By Marisa Brennan
The more we know about offshore earthquakes, the better we can understand earthquake hazards onshore. With that aim in view, Natural Resources Canada (NRCan) earthquake scientists are now monitoring offshore earthquakes with new ocean floor seismographs, thanks to collaborative efforts with the NorthEast Pacific Time-Series Undersea Networked Experiment (NEPTUNE). NEPTUNE facilitates the collection of offshore earthquake data that is transmitted in real time by fibre optic cable to NEPTUNE’s shore station, and then on to the Geological Survey of Canada’s earthquake centre in Sidney, about 20 km north of Victoria on British Columbia’s Vancouver Island.
Earthquakes are caused by the interaction of tectonic plates, pieces of the earth’s surface up to 100 km thick. Moving at speeds comparable to those at which human nails grow (4 cm or so per year), tectonic plates grind against each other, sometimes storing energy for long periods of time, until the plates crack or suddenly slip past one another, releasing the stored-up energy in the form of an earthquake.
The largest earthquakes occur at the edges of tectonic plates as they slip past one another. “Think of two firm sponges being pressed together and forced to slide past one another,” explains Dr. Garry Rogers, a research scientist in NRCan’s Earth Sciences Sector (ESS) and a principal investigator on the NEPTUNE project. “They’ll initially stick together, then deform. When the pressure finally builds up too much, they’ll suddenly slide past one another, releasing the stored-up energy.”
The NEPTUNE project is concerned with the activity of two particular tectonic plates: the relatively small Juan de Fuca Plate, located off the coast of British Columbia, which is sliding under the western side of the much larger North American Plate. NEPTUNE, with a network of seismographs located directly on the Juan de Fuca plate, can detect more offshore earthquakes than land-based instruments. “NEPTUNE gives us up-close and personal data we couldn’t get otherwise,” says Garry. “Earthquakes related to motions between the plates can’t be accurately located from land, and tiny tremors can’t be detected from land.”
Building Safer Structures
Since the NEPTUNE Canada Seismograph Network taps into earthquake activity that was previously undetected, earthquake scientists expect to learn more about the locations and magnitudes of future earthquakes. And this new knowledge of where large-scale earthquakes are likely to occur can be used, among other purposes, to update building codes in areas of high seismic activity and to reinforce existing structures so that risks are minimized.

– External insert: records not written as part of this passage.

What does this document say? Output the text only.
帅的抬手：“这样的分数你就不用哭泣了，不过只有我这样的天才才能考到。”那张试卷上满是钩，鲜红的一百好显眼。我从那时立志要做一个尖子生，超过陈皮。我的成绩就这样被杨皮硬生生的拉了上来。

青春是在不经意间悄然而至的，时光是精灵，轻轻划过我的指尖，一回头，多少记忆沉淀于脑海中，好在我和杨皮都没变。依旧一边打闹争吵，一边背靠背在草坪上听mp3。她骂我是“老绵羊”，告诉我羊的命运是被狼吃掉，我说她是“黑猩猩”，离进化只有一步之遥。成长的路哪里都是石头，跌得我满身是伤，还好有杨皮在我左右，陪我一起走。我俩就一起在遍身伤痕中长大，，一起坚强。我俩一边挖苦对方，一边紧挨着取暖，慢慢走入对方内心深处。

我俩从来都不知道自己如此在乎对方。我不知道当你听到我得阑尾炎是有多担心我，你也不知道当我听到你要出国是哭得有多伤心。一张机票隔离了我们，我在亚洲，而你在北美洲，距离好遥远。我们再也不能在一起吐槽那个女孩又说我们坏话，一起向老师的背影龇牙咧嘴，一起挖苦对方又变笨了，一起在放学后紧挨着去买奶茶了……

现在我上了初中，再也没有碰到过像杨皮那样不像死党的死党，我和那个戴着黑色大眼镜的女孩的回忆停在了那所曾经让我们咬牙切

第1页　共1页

Onshore, new earthquake research is being used to increase opportunities for earthquake preparedness. Dr. John Cassidy, also an ESS research scientist, has discovered that the relative frequencies of soil and building motion have a cause-and-effect relationship. Tall buildings are affected by slow shaking of one cycle a second (1 Hz) or less, while low-rise buildings, such as single family homes, are affected by more rapid shaking of 10 cycles a second (10 Hz) or so. “If the frequency of the soil matches the frequency of the building, greater damage may result,” says John. “So researching soil, seismic shaking and building structures allows us to develop building standards that will provide better protection against earthquakes.”
The development of the NEPTUNE Canada project is funded by more than $100 million from the Canada Foundation for Innovation, an independent corporation created by the Government of Canada to fund research infrastructure, the British Columbia Knowledge Development Fund and industry contributors. NRCan scientists provided expertise for the design and location of the ocean floor seismograph network that will be used to reduce earthquake risks.